L’ombre de l’ombre…Richard Mugenzi, avant, pendant et après le génocide, n’a jamais tenté de se faire connaître. Caché il était, caché il voulait rester et c’est à cause d’une indiscrétion du juge Bruguière, qui a mentionné son nom après avoir rencontré ce témoin à Arusha, que, derrière le masque, l’identité de l’homme a soudain été révélée. Jean-François Dupaquier, qui le connaissait de réputation, s’est alors mis en contact avec ce témoin jusque là mystérieux et, au cours d’entretiens longs et minutieux, a balayé une face cachée du génocide rwandais, où le crime minutieusement préparé s’accompagna d’une soigneuse mise en condition psychologique, d’une longue phase d’intoxication de l’opinion parmi les civils mais aussi parmi les militaires.
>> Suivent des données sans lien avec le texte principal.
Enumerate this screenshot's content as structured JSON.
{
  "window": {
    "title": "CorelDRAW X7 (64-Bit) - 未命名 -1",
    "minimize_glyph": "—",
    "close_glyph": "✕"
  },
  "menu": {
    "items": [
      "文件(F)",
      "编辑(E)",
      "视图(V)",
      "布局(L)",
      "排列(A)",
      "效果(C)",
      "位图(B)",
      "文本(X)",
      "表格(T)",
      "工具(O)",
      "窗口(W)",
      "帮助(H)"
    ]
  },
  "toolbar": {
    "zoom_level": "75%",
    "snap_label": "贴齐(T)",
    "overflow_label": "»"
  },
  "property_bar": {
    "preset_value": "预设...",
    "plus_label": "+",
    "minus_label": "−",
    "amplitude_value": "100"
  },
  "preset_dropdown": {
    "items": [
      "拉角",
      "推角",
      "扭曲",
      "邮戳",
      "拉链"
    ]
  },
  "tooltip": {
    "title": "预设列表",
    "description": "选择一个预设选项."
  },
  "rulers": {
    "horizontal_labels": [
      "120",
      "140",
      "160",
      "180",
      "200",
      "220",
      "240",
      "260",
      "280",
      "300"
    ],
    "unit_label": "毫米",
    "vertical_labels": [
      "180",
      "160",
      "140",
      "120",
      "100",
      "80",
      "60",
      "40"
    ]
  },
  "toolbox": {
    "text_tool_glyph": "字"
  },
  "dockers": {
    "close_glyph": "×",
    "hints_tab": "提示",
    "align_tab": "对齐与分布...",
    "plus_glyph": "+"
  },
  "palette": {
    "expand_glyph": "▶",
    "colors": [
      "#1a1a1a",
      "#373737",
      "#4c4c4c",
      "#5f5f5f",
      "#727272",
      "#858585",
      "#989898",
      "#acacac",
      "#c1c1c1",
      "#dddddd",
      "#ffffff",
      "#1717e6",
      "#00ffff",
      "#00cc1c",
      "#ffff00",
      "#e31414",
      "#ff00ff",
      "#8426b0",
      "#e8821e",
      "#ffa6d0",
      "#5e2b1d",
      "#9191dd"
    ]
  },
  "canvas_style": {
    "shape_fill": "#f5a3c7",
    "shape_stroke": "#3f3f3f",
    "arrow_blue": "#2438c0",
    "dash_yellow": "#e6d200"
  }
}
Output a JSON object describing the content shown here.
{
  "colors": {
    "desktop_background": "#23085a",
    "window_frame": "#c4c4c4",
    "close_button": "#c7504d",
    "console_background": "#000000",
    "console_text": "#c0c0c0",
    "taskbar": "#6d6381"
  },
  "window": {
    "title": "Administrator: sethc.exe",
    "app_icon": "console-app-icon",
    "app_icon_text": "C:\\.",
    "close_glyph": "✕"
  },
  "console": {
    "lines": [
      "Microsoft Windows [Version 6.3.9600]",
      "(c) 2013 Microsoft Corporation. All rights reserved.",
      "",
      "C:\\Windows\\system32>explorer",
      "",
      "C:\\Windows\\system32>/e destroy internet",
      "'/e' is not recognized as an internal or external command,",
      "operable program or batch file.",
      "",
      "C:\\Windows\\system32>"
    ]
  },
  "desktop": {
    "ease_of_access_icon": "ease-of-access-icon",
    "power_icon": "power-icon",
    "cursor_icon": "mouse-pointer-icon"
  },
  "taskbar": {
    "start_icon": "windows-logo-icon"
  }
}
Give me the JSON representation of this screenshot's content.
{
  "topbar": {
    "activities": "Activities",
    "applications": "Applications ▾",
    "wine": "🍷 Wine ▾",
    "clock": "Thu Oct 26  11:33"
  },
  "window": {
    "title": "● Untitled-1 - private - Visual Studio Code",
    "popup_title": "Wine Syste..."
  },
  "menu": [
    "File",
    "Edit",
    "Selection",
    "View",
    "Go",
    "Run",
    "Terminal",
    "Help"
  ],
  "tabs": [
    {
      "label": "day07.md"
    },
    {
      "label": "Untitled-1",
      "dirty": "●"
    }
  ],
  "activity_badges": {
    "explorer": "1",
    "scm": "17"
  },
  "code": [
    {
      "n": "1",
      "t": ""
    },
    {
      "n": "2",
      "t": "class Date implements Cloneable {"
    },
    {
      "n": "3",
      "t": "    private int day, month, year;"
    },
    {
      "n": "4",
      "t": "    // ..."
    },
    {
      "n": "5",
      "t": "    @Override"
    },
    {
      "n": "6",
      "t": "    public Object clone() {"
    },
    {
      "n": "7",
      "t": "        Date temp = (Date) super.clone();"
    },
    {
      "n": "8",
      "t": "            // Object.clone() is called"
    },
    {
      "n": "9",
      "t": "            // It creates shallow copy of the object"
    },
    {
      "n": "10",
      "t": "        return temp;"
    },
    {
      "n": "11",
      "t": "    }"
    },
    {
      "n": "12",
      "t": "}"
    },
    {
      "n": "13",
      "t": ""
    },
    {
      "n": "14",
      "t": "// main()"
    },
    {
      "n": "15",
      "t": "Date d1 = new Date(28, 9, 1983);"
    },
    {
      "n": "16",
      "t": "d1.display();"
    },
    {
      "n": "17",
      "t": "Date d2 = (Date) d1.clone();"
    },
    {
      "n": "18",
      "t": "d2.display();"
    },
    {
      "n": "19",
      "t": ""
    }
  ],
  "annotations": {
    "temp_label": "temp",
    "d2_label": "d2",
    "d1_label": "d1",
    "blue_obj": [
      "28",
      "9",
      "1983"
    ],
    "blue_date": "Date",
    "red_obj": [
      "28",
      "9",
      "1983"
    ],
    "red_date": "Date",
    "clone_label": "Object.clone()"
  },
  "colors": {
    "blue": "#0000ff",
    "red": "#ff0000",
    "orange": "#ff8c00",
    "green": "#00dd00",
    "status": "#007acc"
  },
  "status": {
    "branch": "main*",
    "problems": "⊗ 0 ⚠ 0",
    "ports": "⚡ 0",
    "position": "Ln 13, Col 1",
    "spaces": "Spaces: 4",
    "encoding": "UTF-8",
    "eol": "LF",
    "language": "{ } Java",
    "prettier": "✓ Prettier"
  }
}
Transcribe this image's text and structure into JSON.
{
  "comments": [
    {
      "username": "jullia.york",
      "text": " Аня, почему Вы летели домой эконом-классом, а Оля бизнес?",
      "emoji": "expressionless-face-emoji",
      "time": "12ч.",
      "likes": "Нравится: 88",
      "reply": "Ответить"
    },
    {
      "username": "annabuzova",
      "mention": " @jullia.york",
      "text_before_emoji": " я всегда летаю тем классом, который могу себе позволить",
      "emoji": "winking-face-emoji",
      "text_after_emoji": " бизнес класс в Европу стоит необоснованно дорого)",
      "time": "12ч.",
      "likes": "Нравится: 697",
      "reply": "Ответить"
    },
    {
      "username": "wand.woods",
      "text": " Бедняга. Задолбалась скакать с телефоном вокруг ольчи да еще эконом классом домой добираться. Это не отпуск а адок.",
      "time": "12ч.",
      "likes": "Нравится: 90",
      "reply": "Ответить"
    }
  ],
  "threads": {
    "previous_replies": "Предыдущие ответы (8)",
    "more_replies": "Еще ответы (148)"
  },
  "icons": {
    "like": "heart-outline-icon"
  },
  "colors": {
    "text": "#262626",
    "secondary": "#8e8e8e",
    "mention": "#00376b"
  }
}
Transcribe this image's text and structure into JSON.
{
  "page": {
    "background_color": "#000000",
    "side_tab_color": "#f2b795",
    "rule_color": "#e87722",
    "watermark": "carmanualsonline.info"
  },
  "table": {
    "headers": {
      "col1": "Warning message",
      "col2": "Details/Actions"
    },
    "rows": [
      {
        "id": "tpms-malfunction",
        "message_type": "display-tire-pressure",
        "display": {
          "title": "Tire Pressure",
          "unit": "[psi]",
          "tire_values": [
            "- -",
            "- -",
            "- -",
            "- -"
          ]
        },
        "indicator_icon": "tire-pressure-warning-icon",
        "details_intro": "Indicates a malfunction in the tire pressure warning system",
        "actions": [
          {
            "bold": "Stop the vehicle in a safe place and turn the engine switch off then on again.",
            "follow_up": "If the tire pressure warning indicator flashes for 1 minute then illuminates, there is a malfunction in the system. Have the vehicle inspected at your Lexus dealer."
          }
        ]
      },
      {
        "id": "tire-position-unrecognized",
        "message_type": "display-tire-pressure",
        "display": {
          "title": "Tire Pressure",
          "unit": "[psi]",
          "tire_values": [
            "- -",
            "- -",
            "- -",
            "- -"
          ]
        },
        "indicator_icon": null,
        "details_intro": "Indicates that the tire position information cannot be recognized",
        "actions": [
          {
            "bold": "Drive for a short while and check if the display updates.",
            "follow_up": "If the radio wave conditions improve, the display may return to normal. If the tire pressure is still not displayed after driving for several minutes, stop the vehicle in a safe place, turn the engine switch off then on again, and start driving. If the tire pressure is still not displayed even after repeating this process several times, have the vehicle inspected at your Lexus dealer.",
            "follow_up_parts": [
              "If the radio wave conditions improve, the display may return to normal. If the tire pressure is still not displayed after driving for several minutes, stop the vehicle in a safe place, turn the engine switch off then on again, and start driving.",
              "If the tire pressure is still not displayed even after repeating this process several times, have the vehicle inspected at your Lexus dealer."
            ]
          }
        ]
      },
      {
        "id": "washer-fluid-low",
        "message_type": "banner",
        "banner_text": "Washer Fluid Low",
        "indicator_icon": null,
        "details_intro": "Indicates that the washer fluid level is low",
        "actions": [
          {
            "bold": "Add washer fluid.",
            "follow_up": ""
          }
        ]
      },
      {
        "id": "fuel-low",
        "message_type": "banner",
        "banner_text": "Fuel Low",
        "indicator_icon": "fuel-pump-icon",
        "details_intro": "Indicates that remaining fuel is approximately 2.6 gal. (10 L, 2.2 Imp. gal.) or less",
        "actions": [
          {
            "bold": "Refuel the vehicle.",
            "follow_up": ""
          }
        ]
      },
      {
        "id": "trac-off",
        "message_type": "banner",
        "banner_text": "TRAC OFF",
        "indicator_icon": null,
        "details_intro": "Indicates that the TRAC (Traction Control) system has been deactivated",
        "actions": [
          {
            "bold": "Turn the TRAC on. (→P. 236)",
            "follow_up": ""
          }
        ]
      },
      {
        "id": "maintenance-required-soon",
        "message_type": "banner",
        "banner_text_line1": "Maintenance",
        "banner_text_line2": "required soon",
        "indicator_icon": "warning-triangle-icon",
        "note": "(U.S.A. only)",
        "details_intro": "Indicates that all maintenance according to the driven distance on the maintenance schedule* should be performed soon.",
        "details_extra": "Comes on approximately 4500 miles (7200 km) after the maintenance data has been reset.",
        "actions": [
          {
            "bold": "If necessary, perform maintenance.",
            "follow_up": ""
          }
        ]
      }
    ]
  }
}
Mugenzi est un homme ambivalent, aux identités multiples : Rwandais d’origine, il a passé son enfance et sa jeunesse au Zaïre, où son père travaillait dans les mines d’étain du Maniéma. Là bas, on ne souciait guère de l’ethnie, et si sa mère l’instruisait du sort réservé aux Tutsis dans le Rwanda indépendant et de l’histoire de leur famille, son père, Tutsi lui aussi, avait cependant été catalogué Hutu par l’administration rwandaise. C’est donc en Hutu, francophone et parlant aussi le swahili que Mugenzi revint au Rwanda et sans trop de peine il obtint un emploi de fonctionnaire à Gisenyi. Mais dès le début de la guerre d’octobre 1990, il ajouta une autre fonction à ce premier emploi d’inspecteur du travail car il avait suivi des cours d’opérateur radio.
Discret, efficace, ce technicien, sans se faire remarquer, réussit ainsi à être placé au cœur même du dispositif de défense du régime Habyarimana : à Gisenyi, le bastion des Hutus du Nord, il fut chargé d’intercepter les communications radio des « Inkontanyi » les soldats du Front patriotique rwandais, afin de permettre à ses chefs de suivre les déplacements et les projets des guerilleros. Mais il écoutait aussi les communications des grands commerçants, souvent des Tutsis, ce qui permettait de déceler les mouvements des troupes ou certaines opérations surprise.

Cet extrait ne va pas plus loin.